SANGRIA! although.... neither of us are sure if we've ever had sangria.... but it seems fitting?
So... pray for us... as tonight we get an overnight train to either Champoon or Champorn... possibly Champon.... probably Chamtampon.... travelling third class, arriving at 3am tomorrow morning.
It's not like we did this on purpose.... we set out trying to get 2nd class sleeper seats on the 22.50 train.... we even decided we wanted a lower berth (whatever that is). somehow two very bemused north london girls walked out of the station with two 3rd class seats on the 19.30 train.
shite.

but it'll make for quite a story.... we hope...
we're thinking a bit of Hong Thong will assist our journey. that's whiskey. we'll let you know how it goes... IF WE LIVE TO TELL THE TALE.

So... we must go and be violated. robbed. diseased. arsoned. and generally mingle with the poor.
it's like your average day in heaven.

CHAT YOU ALL LATER!
lots and lots of love,
Olivia and Rosa
x


(p.s.

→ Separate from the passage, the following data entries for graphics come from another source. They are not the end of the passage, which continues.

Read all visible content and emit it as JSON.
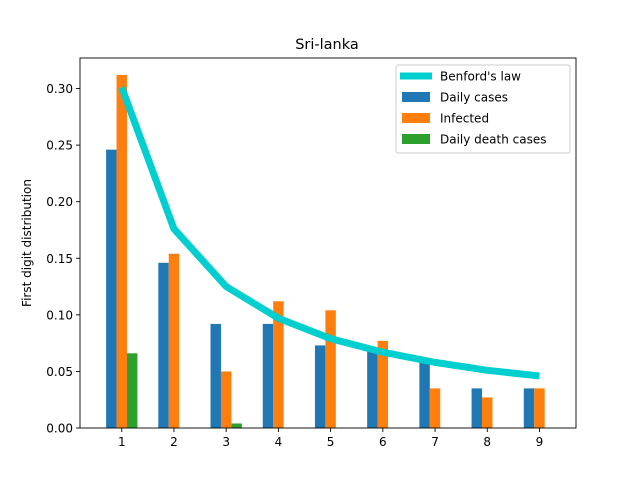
{
  "chart_data": {
    "type": "bar",
    "title": "Sri-lanka",
    "xlabel": "",
    "ylabel": "First digit distribution",
    "categories": [
      1,
      2,
      3,
      4,
      5,
      6,
      7,
      8,
      9
    ],
    "xlim": [
      0.2,
      9.7
    ],
    "ylim": [
      0,
      0.327
    ],
    "yticks": [
      0.0,
      0.05,
      0.1,
      0.15,
      0.2,
      0.25,
      0.3
    ],
    "ytick_labels": [
      "0.00",
      "0.05",
      "0.10",
      "0.15",
      "0.20",
      "0.25",
      "0.30"
    ],
    "grid": false,
    "legend_position": "upper right",
    "series": [
      {
        "name": "Daily cases",
        "kind": "bar",
        "color": "#1f77b4",
        "values": [
          0.246,
          0.146,
          0.092,
          0.092,
          0.073,
          0.068,
          0.058,
          0.035,
          0.035
        ]
      },
      {
        "name": "Infected",
        "kind": "bar",
        "color": "#ff7f0e",
        "values": [
          0.312,
          0.154,
          0.05,
          0.112,
          0.104,
          0.077,
          0.035,
          0.027,
          0.035
        ]
      },
      {
        "name": "Daily death cases",
        "kind": "bar",
        "color": "#2ca02c",
        "values": [
          0.066,
          0,
          0.004,
          0,
          0,
          0,
          0,
          0,
          0
        ]
      }
    ],
    "line": {
      "name": "Benford's law",
      "kind": "line",
      "color": "#00cfcf",
      "values": [
        0.301,
        0.176,
        0.125,
        0.097,
        0.079,
        0.067,
        0.058,
        0.051,
        0.046
      ]
    }
  }
}
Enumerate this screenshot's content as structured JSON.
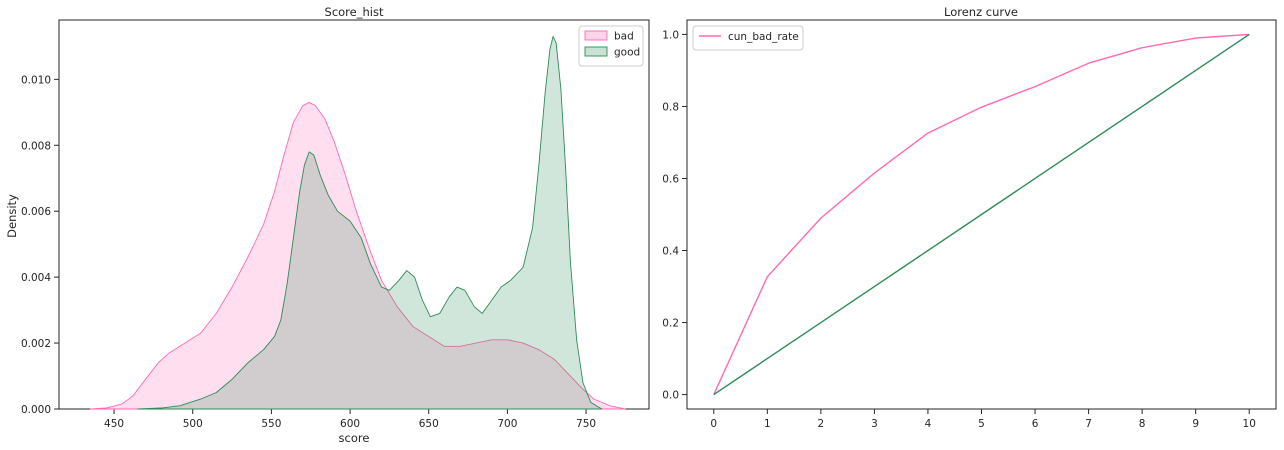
{
  "chart_data": [
    {
      "type": "area",
      "title": "Score_hist",
      "xlabel": "score",
      "ylabel": "Density",
      "xlim": [
        415,
        790
      ],
      "ylim": [
        0,
        0.0118
      ],
      "x_ticks": [
        450,
        500,
        550,
        600,
        650,
        700,
        750
      ],
      "y_ticks": [
        0.0,
        0.002,
        0.004,
        0.006,
        0.008,
        0.01
      ],
      "y_tick_labels": [
        "0.000",
        "0.002",
        "0.004",
        "0.006",
        "0.008",
        "0.010"
      ],
      "grid": false,
      "legend_position": "top-right",
      "series": [
        {
          "name": "bad",
          "color": "#ff69b4",
          "fill": "#fdd4e9",
          "points": [
            [
              435,
              0.0
            ],
            [
              445,
              3e-05
            ],
            [
              455,
              0.00015
            ],
            [
              462,
              0.0004
            ],
            [
              470,
              0.0009
            ],
            [
              478,
              0.0014
            ],
            [
              485,
              0.0017
            ],
            [
              495,
              0.002
            ],
            [
              505,
              0.0023
            ],
            [
              515,
              0.0029
            ],
            [
              525,
              0.0037
            ],
            [
              535,
              0.0046
            ],
            [
              545,
              0.0056
            ],
            [
              552,
              0.0066
            ],
            [
              558,
              0.0077
            ],
            [
              564,
              0.0087
            ],
            [
              570,
              0.0092
            ],
            [
              574,
              0.0093
            ],
            [
              578,
              0.0092
            ],
            [
              584,
              0.0088
            ],
            [
              590,
              0.0081
            ],
            [
              597,
              0.0071
            ],
            [
              604,
              0.006
            ],
            [
              612,
              0.0049
            ],
            [
              620,
              0.0039
            ],
            [
              630,
              0.0031
            ],
            [
              640,
              0.0025
            ],
            [
              650,
              0.0022
            ],
            [
              660,
              0.0019
            ],
            [
              670,
              0.0019
            ],
            [
              680,
              0.002
            ],
            [
              690,
              0.0021
            ],
            [
              700,
              0.0021
            ],
            [
              710,
              0.002
            ],
            [
              720,
              0.0018
            ],
            [
              730,
              0.0015
            ],
            [
              740,
              0.001
            ],
            [
              748,
              0.0006
            ],
            [
              755,
              0.0003
            ],
            [
              765,
              0.0001
            ],
            [
              775,
              0.0
            ]
          ]
        },
        {
          "name": "good",
          "color": "#2e8b57",
          "fill": "#c8e3d4",
          "points": [
            [
              465,
              0.0
            ],
            [
              480,
              3e-05
            ],
            [
              492,
              0.0001
            ],
            [
              505,
              0.0003
            ],
            [
              515,
              0.0005
            ],
            [
              525,
              0.0009
            ],
            [
              535,
              0.0014
            ],
            [
              545,
              0.0018
            ],
            [
              552,
              0.0022
            ],
            [
              556,
              0.0027
            ],
            [
              560,
              0.0038
            ],
            [
              564,
              0.0052
            ],
            [
              568,
              0.0066
            ],
            [
              571,
              0.0074
            ],
            [
              574,
              0.0078
            ],
            [
              577,
              0.0077
            ],
            [
              581,
              0.0071
            ],
            [
              586,
              0.0065
            ],
            [
              592,
              0.006
            ],
            [
              600,
              0.0057
            ],
            [
              607,
              0.0052
            ],
            [
              613,
              0.0044
            ],
            [
              620,
              0.0037
            ],
            [
              625,
              0.0036
            ],
            [
              631,
              0.0039
            ],
            [
              636,
              0.0042
            ],
            [
              641,
              0.004
            ],
            [
              646,
              0.0033
            ],
            [
              651,
              0.0028
            ],
            [
              657,
              0.0029
            ],
            [
              663,
              0.0034
            ],
            [
              668,
              0.0037
            ],
            [
              673,
              0.0036
            ],
            [
              679,
              0.0031
            ],
            [
              684,
              0.0029
            ],
            [
              690,
              0.0033
            ],
            [
              696,
              0.0037
            ],
            [
              702,
              0.0039
            ],
            [
              710,
              0.0043
            ],
            [
              716,
              0.0055
            ],
            [
              720,
              0.0074
            ],
            [
              724,
              0.0096
            ],
            [
              727,
              0.0109
            ],
            [
              729,
              0.0113
            ],
            [
              731,
              0.0111
            ],
            [
              734,
              0.0097
            ],
            [
              737,
              0.0073
            ],
            [
              740,
              0.0045
            ],
            [
              744,
              0.0021
            ],
            [
              748,
              0.0008
            ],
            [
              753,
              0.0002
            ],
            [
              760,
              0.0
            ]
          ]
        }
      ]
    },
    {
      "type": "line",
      "title": "Lorenz curve",
      "xlabel": "",
      "ylabel": "",
      "xlim": [
        -0.5,
        10.5
      ],
      "ylim": [
        -0.04,
        1.04
      ],
      "x": [
        0,
        1,
        2,
        3,
        4,
        5,
        6,
        7,
        8,
        9,
        10
      ],
      "x_ticks": [
        0,
        1,
        2,
        3,
        4,
        5,
        6,
        7,
        8,
        9,
        10
      ],
      "y_ticks": [
        0.0,
        0.2,
        0.4,
        0.6,
        0.8,
        1.0
      ],
      "y_tick_labels": [
        "0.0",
        "0.2",
        "0.4",
        "0.6",
        "0.8",
        "1.0"
      ],
      "grid": false,
      "legend_position": "top-left",
      "series": [
        {
          "name": "cun_bad_rate",
          "color": "#ff69b4",
          "values": [
            0.0,
            0.327,
            0.49,
            0.615,
            0.726,
            0.798,
            0.855,
            0.92,
            0.963,
            0.99,
            1.0
          ]
        },
        {
          "name": "",
          "color": "#2e8b57",
          "values": [
            0.0,
            0.1,
            0.2,
            0.3,
            0.4,
            0.5,
            0.6,
            0.7,
            0.8,
            0.9,
            1.0
          ]
        }
      ]
    }
  ]
}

Lily Aaronovitch - never, EVER go to bangkok. it's the sort of place that you would find so utterly hellish you cannot even comprehend it. trust us.)
(p.p.s. Nickie Williamson, you'll LOVE IT)


SOSAK!

that's the only thai word we know. it means annoying.
not that we ever get called that or anything....

this is just a quickie from bangcock (oh wow) to say we've put lots more photos up - remiembre - www.flickr.com/justnoodlesandrice

although no noodles OR rice has been had in a WHOLE WIDE WEEK! we actually came off it too quickly and experienced some resulting toiletry issues. don't worry, we'll go into graphic detail later.

anyway bangcock is nuts (again, oh wow) SO MORE ON THAT LATER!

love you all
x

(especially peevish mcduff whose birthday it was yesterday. she's 9 years old!!!)